# USD or Sterling?



## wandabug (Apr 22, 2010)

Hi.
I am arriving in Thailand next month for 6 months hols.
What is the best way to bring funds? 
I am thinking Travellers cheques but do I bring sterling or us dollars.?
I am coming from UK


----------



## Guest (May 23, 2010)

(You've already sorted your visa?)

The ATM is most tourist's friend, but an charge was introduced for use by a lot of Thai banks last year.

As for comparing the commissions taken by the bank issuing the travellers cheques (plus a dollar or so's charge per cheque when cashing them in at the Thai bank), to the commission charged on ATM cash withdrawals when in Thailand, afraid I can't help you there.

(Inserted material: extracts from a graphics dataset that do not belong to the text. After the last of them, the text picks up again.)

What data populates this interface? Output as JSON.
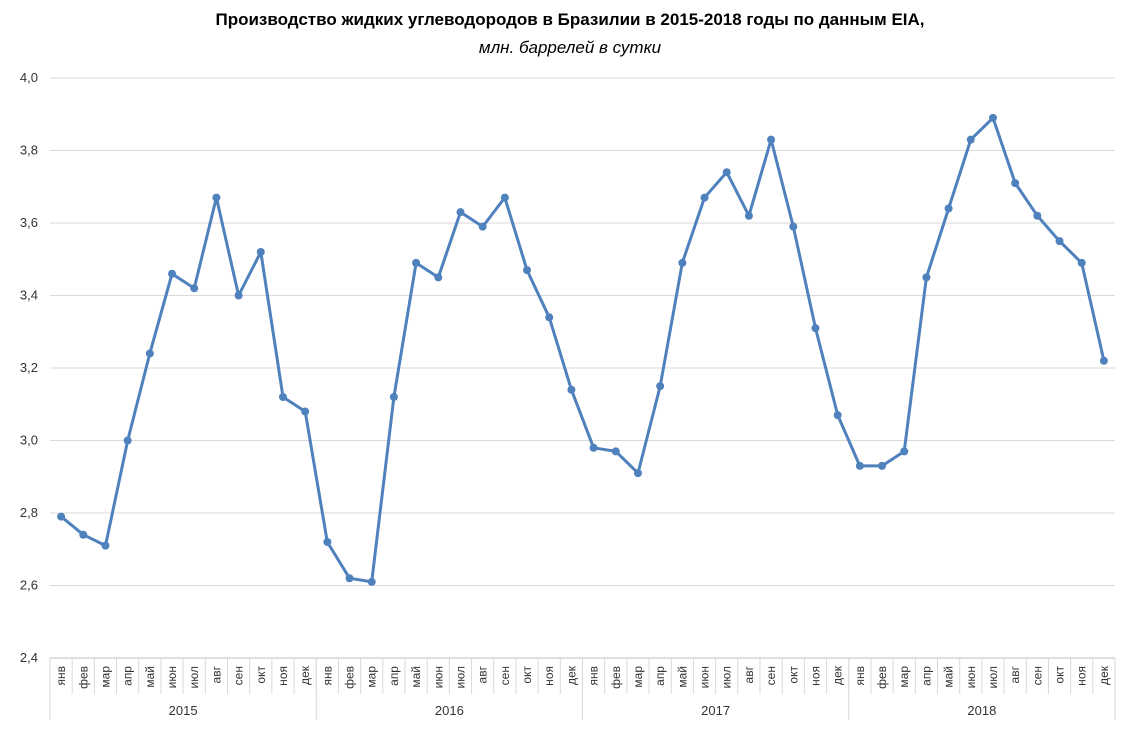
{
  "chart_data": {
    "type": "line",
    "title": "Производство жидких углеводородов в Бразилии в 2015-2018 годы по данным EIA,",
    "subtitle": "млн. баррелей в сутки",
    "ylim": [
      2.4,
      4.0
    ],
    "yticks": [
      "2,4",
      "2,6",
      "2,8",
      "3,0",
      "3,2",
      "3,4",
      "3,6",
      "3,8",
      "4,0"
    ],
    "grid": true,
    "legend": "none",
    "color": "#4F81BD",
    "months": [
      "янв",
      "фев",
      "мар",
      "апр",
      "май",
      "июн",
      "июл",
      "авг",
      "сен",
      "окт",
      "ноя",
      "дек"
    ],
    "years": [
      "2015",
      "2016",
      "2017",
      "2018"
    ],
    "values": [
      2.79,
      2.74,
      2.71,
      3.0,
      3.24,
      3.46,
      3.42,
      3.67,
      3.4,
      3.52,
      3.12,
      3.08,
      2.72,
      2.62,
      2.61,
      3.12,
      3.49,
      3.45,
      3.63,
      3.59,
      3.67,
      3.47,
      3.34,
      3.14,
      2.98,
      2.97,
      2.91,
      3.15,
      3.49,
      3.67,
      3.74,
      3.62,
      3.83,
      3.59,
      3.31,
      3.07,
      2.93,
      2.93,
      2.97,
      3.45,
      3.64,
      3.83,
      3.89,
      3.71,
      3.62,
      3.55,
      3.49,
      3.22
    ]
  }
}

I've always gone for the ATM just for ease of use - no queues in the bank, just stick in the CC and out pops the cash.

If you go the travellers cheques route, don't cash them in at hotels/guest houses etc of course.


----------



## Serendipity2 (Feb 22, 2009)

wandabug said:


> Hi.
> I am arriving in Thailand next month for 6 months hols.
> What is the best way to bring funds?
> I am thinking Travellers cheques but do I bring sterling or us dollars.?
> I am coming from UK



wandabug,

Frogblogger's suggestion of using ATM's is probably best. Make sure you've a high enough 'maximum' from your bank so that you can pull out at least $US500 equivalent. My advice is don't use traveler's checks. There are such good counterfeits anymore that many businesses won't take them. In the USA we can't trust traveler's checks, cashier's checks, bank drafts or even postal money orders. The counterfeiters have gotten SO good they can make any of them look legit, your bank [or a merchant] will accept them and several weeks later they will bounce and your bank reaches into your account and reimburses themselves. I know you're not going to deposit traveler's checks in your bank but the merchant or money changer will. They are very careful and you might have trouble cashing them. Again, I've not used traveler's checks for over 10 years so maybe you're better asking someone there in Thailand now. If they DO accept, as frogblogger said, don't cash at hotel - you'll get a miserable exchange rate. Best is probably a bank but they WILL want to see your passport. The checks better not bounce or you'll not get out of Thailand! 

Serendipity2


----------



## hydroman (Feb 21, 2010)

I agree ATM is the best method I always take about £500 in cash exchange at the exchange place on the left just before immigration, I would though have your banks telephone number at hand when using the ATM as you are going for 6 months and Thailand is a high fraud risk country and it is possible that they will stop your card, its simple to reactivate so don’t worry just happened to me a few times and it can mess up your day


----------